Vicente Aleixandre
España, 1898 |
TOTAL AMOR
No.
La cristalina luz que hiere el fuego,
que deshace la frente como un diamante al fin rendido,
como un cuerpo que se amontona de dicha,
que se deshace como un resplandor que nunca será frío.
La luz que amontona su cuerpo como el ansia que con nada
se aplaca,
como el corazón combatiente que en el mismo filo aún
ataca,
que pide no ser ya él ni su reflejo, sino el río feliz,
lo que transcurre sin la memoria azul,
camino de los mares que entre todos se funden
y son lo amado y lo que ama, y lo que goza y sufre.

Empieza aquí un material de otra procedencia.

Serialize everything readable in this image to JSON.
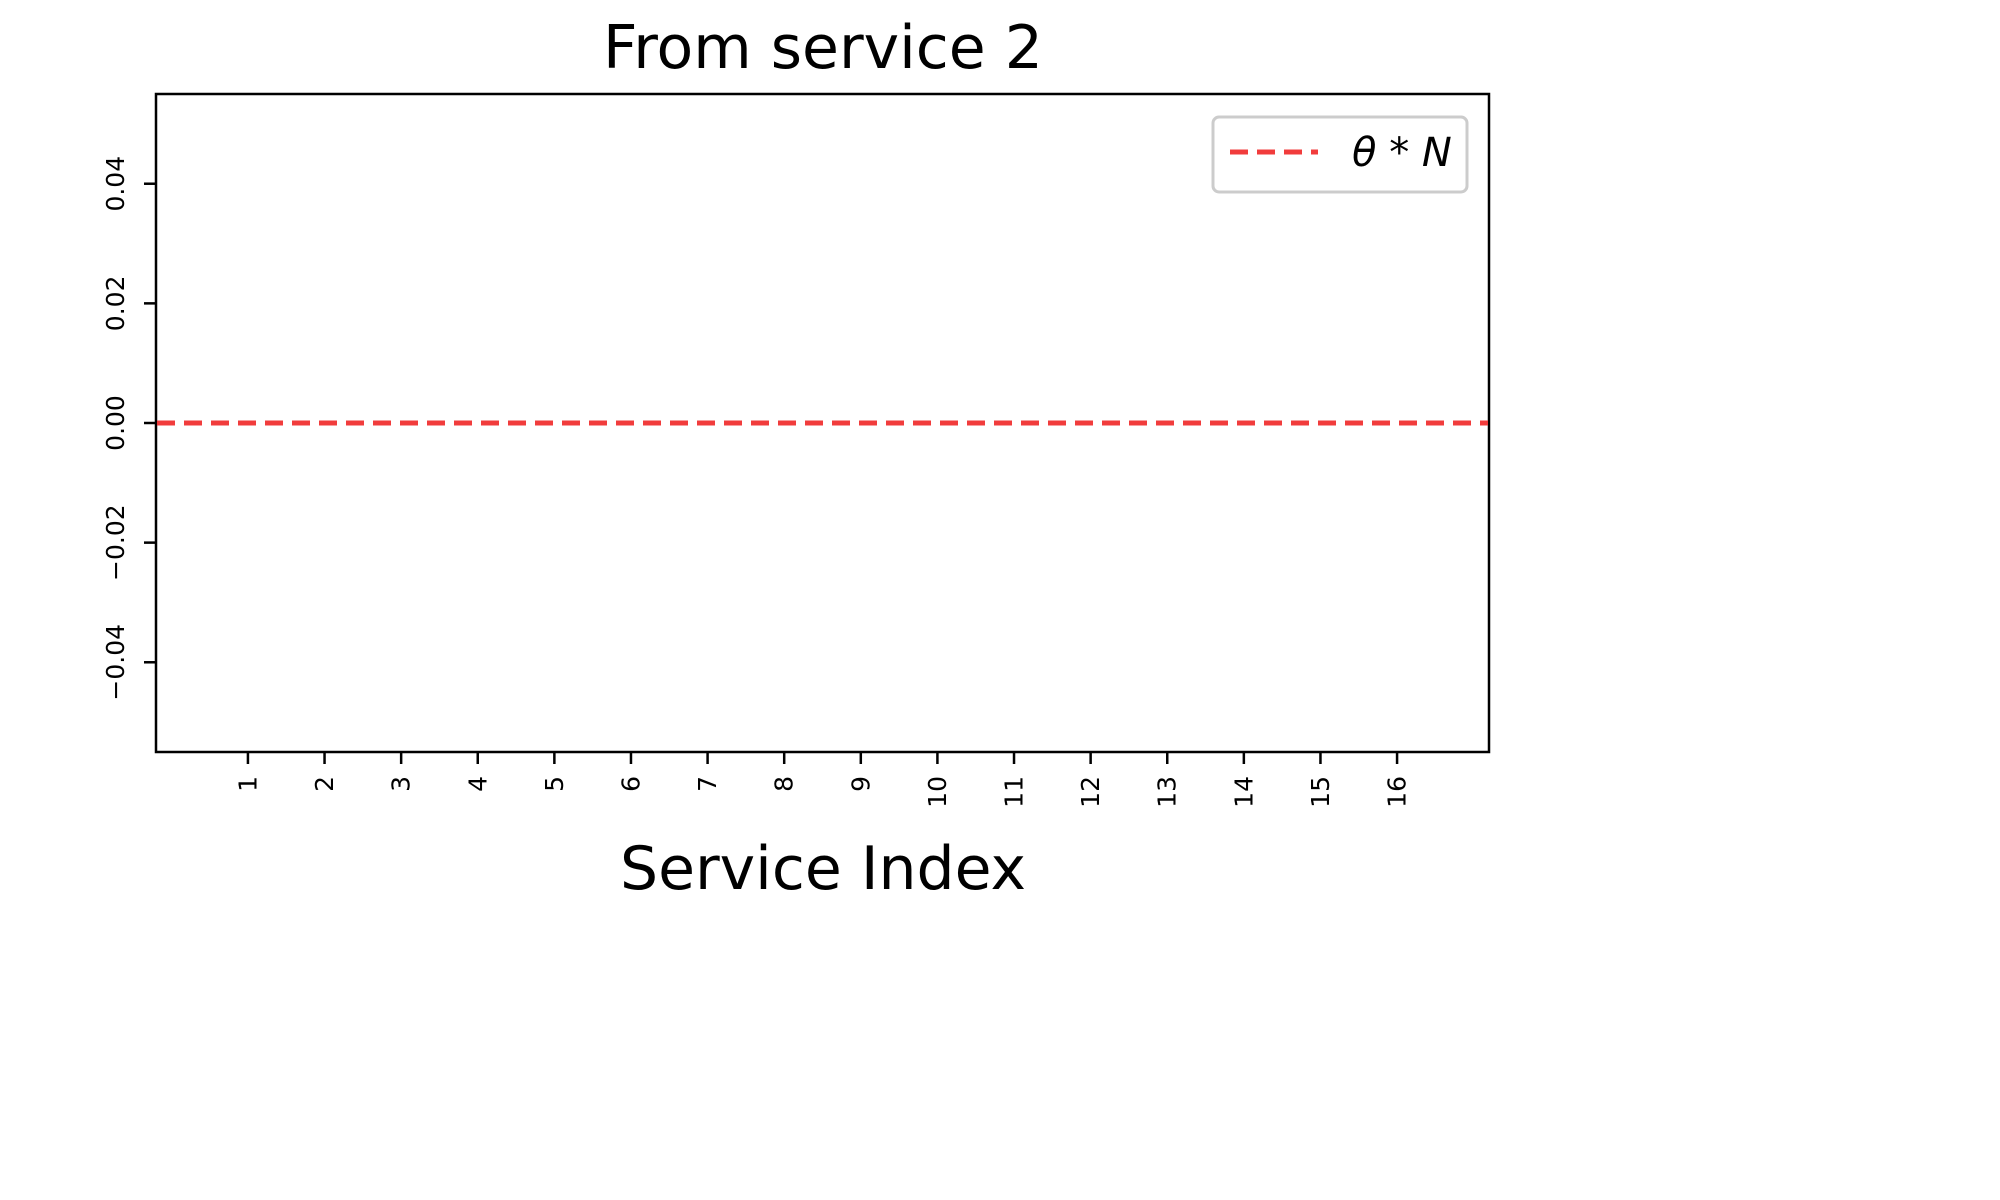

Esa dicha creciente que consiste en extender los brazos,
en tocar los límites del mundo como orillas remotas
de donde nunca se retiran las aguas,
jugando con las arenas doradas como dedos
que rozan carne o seda, lo que estremeciéndose se alborota.
Gozar de las lejanas luces que crepitan
en los desnudos brazos,
como un remoto rumor de dientes jóvenes
que devoran la grama jubilosa del día,
lo naciente que enseña su rosada firmeza
donde las aguas mojan todo un cielo vivido.
Vivir allá en las faldas de las montañas
donde el mar se confunde con lo escarpado,
donde las laderas verdes tan pronto son el agua
como son la mejilla inmensa donde se reflejan los soles,
donde el mundo encuentra un eco entre su música,
espejo donde el más mínimo pájaro no se escapa,
donde se refleja la dicha de la perfecta creación que
transcurre.
El amor como lo que rueda,
como el universo sereno,
como la mente excelsa,
el corazón conjugado, la sangre que circula,
el luminoso destello que en la noche crepita
y pasa por la lengua oscura, que ahora entiende.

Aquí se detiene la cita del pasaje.